Ils ont pris leur retraite certains en pré retraite à 55 ans d’autres avant 60 sous F Mitterrand je pense qu’il en ont bien profité. Les générations des années 1960 à 1968 sont obligés de travailler bien plus avec une augmentation de trimestres.Les retraités avant 1960 doivent contribuer quoi qu’il leur en coûte. Ils touchent trop par rapport à ce qu’ils ont cotisés pour être juste il faudrait réduire les toutes leurs pensions de 30% pour équilibrer les comptes afin de les payer au proratas des cotisations qu’ils ont payés ! Ral bol de devoir travailler plus par rapport à ceux qui en profitent plus longtemps je suis des années 1968 et vais devoir travailler 9 de plus que mon père parti en pré retraite ! Pratiquement une décennie quel injustice…
Je comprends vraiment ce sentiment d’injustice, surtout quand on voit l’écart entre générations ! Mais attention, tous les “privilégiés” d’hier ne roulent pas sur l’or aujourd’hui—certains galèrent tout autant avec la vie chère. Et si on transformait la bataille des trimestres en une solidarité entre générations ? La longévité, c’est pas censé devenir un concours de râlerie…
Pas besoin d’être expert comptable, juste regarder en arrière depuis 15 à la retraite, même situation de retraité même train de vie, les années ce suivent, mais chaque année qui passe c’est moins d’augmentation que l’inflation et tout coûte plus chère, alors à la fin du moi on tape dans les économies quand on en a. Sinon c’est les privations.
Ce que vous décrivez, c’est exactement le quotidien que je croise sur le terrain : on serre la ceinture un peu plus chaque année et la fiscalité ne tient pas compte de cette réalité. L’abattement, censé protéger, ne compense pas l’écart grandissant entre revalorisation des retraites et inflation… et dès qu’il n’y a plus d’économies, ce sont les choix douloureux qui commencent.
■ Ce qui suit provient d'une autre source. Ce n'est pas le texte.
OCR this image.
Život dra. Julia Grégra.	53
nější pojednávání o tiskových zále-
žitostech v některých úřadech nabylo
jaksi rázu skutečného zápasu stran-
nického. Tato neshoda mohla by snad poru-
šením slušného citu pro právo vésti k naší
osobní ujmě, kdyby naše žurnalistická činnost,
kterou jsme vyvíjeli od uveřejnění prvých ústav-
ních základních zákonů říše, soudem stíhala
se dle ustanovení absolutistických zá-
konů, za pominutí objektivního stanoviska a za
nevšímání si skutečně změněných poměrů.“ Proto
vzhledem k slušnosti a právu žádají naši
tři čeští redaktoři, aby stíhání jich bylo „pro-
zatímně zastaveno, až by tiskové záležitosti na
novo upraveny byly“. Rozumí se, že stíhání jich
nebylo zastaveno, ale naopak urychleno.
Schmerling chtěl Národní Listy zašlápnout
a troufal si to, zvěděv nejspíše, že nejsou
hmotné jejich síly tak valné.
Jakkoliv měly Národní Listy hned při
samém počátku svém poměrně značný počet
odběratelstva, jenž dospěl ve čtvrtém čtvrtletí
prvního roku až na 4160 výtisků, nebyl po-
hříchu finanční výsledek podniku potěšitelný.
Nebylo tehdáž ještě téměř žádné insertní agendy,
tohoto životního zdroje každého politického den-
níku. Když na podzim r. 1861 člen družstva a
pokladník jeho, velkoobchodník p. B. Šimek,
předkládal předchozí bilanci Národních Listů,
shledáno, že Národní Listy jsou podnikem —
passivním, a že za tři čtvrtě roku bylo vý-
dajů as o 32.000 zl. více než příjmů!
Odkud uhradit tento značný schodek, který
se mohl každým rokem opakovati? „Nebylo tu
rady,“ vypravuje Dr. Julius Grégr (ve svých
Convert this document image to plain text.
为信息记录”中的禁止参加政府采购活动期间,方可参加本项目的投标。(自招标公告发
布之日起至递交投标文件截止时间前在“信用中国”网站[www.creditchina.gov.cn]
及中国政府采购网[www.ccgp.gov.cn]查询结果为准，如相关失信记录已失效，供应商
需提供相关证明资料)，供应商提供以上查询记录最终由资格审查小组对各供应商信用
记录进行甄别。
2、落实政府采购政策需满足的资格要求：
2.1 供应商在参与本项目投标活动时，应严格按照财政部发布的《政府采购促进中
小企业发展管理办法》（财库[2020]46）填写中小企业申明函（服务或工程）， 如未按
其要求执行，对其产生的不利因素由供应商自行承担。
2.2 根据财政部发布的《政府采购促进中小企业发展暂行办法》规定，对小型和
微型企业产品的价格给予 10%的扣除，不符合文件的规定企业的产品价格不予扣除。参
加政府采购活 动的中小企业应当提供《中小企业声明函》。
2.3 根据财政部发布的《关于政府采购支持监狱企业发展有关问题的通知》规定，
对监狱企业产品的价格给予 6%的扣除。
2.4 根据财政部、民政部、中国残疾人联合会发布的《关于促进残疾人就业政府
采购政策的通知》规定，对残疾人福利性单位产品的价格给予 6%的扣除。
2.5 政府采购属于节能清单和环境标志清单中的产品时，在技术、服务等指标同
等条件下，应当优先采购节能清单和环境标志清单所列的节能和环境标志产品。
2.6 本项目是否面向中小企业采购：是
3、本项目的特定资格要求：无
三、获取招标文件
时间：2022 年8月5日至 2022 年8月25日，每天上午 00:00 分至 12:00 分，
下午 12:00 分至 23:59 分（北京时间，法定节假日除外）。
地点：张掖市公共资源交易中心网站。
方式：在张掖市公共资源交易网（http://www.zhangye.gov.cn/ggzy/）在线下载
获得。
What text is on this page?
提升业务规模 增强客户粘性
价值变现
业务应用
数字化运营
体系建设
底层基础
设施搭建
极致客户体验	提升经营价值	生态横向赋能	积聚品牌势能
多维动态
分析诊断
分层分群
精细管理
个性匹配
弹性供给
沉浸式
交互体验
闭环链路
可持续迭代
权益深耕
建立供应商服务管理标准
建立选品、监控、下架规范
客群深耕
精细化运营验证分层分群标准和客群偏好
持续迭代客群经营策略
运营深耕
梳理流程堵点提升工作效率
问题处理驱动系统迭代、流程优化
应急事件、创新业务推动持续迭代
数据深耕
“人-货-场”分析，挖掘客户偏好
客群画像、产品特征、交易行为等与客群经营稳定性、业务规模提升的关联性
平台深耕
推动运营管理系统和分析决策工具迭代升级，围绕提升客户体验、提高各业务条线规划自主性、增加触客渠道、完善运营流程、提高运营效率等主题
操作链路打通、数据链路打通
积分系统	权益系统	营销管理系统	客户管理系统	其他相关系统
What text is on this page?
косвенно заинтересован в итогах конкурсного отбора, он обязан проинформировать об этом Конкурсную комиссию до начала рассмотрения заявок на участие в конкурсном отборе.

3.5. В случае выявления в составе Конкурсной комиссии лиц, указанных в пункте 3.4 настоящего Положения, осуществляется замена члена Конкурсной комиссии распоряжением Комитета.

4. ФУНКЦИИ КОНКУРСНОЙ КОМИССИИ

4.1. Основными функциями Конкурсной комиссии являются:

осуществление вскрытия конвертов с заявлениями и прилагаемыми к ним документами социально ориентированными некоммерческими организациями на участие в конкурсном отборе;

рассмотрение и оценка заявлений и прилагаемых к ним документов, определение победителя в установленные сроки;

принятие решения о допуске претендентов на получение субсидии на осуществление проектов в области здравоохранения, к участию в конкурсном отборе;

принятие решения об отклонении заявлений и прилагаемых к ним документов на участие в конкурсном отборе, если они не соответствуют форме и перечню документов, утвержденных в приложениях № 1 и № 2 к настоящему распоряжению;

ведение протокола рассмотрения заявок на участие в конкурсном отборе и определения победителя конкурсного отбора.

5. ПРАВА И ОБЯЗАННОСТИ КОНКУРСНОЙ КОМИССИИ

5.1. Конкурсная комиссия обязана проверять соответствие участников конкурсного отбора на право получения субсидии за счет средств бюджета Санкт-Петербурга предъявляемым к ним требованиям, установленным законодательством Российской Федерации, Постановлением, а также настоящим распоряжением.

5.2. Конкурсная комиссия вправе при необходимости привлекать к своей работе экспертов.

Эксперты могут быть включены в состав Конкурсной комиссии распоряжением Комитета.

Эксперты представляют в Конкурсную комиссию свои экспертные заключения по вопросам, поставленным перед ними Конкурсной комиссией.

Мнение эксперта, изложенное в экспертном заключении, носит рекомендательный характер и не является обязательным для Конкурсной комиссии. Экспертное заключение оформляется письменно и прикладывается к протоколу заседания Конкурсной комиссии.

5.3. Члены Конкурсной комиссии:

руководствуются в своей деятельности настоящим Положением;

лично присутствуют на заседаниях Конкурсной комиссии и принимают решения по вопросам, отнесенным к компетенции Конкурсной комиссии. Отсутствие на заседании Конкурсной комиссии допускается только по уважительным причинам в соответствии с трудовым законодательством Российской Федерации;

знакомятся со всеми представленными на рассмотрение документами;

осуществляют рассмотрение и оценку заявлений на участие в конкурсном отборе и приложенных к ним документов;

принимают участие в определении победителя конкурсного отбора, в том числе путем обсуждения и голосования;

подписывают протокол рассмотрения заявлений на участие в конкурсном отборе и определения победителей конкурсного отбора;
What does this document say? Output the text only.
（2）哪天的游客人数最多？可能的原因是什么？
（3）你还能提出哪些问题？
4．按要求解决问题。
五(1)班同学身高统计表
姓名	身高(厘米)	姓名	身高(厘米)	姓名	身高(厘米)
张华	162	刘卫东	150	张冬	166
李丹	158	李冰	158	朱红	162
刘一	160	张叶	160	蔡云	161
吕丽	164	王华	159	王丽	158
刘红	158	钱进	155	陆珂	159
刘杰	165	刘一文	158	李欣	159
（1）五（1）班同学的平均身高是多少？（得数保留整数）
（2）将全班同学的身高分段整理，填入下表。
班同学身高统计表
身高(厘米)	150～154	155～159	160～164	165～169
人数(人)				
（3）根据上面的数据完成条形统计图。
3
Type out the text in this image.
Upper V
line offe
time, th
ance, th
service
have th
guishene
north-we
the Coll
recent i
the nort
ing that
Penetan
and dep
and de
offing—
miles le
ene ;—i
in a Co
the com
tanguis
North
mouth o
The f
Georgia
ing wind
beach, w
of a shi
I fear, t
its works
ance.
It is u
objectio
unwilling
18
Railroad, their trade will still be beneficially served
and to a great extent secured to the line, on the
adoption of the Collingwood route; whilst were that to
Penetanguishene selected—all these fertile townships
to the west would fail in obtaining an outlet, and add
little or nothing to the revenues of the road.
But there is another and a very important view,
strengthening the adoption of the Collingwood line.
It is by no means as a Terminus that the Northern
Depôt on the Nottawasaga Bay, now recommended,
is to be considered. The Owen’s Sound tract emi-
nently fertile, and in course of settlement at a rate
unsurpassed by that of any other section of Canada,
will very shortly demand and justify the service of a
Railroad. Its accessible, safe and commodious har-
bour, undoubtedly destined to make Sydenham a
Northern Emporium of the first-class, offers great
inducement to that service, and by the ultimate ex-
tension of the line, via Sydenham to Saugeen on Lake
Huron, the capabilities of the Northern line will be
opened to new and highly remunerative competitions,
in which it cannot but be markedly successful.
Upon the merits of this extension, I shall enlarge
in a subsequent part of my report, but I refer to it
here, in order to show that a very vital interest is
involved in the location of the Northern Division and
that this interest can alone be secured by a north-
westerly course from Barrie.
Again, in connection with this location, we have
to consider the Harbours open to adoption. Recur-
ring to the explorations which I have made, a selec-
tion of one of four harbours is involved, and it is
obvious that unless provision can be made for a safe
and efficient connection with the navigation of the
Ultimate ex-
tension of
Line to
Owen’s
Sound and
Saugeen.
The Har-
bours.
Hélas, économiser sur le beurre (voire la brioche !) n’a jamais fait baisser l’impôt…
Tant que les calculs de l inflation seront truqués par des méthodes mafieuses, la France et les français s appauvriront de plus en plus et ça dure depuis 20 ans ! Exemple : une famille de 4 personnes s offre le “luxe” une fois par mois d acheter de la sole à 25€ le kilo. Elle augmente à 30€ le kilo. Ils renoncent et remplacent par du merlan à 20€ le kilo. L insee va considérer que le ticket moyen des courses de cette famille a baissé d au moins 10€ et va en tenir compte dans le calcul de l inflation : les prix ont baissé!! Voilà comment beaucoup ont renoncé à manger du bœuf voire même de la viande et que l état nous fait croire que l inflation n est que de 0.9%. Ainsi les salaires et les retraites stagnent tandis que l inflation réelle est de 3% voire plus
Votre exemple sur la sole (et le merlan !) illustre parfaitement comment les chiffres officiels décalent la réalité vécue : on change de produit, mais on ne mange ni mieux ni moins cher, juste différemment. Ce tour de passe-passe de l’inflation rend la vie des familles fragiles encore plus compliquée, surtout quand chaque euro compte pour l’accès aux aides fiscales. Pour résumer : pour le fisc, le poisson a baissé… mais dans l’assiette, il y a surtout moins de choix et plus de frustration !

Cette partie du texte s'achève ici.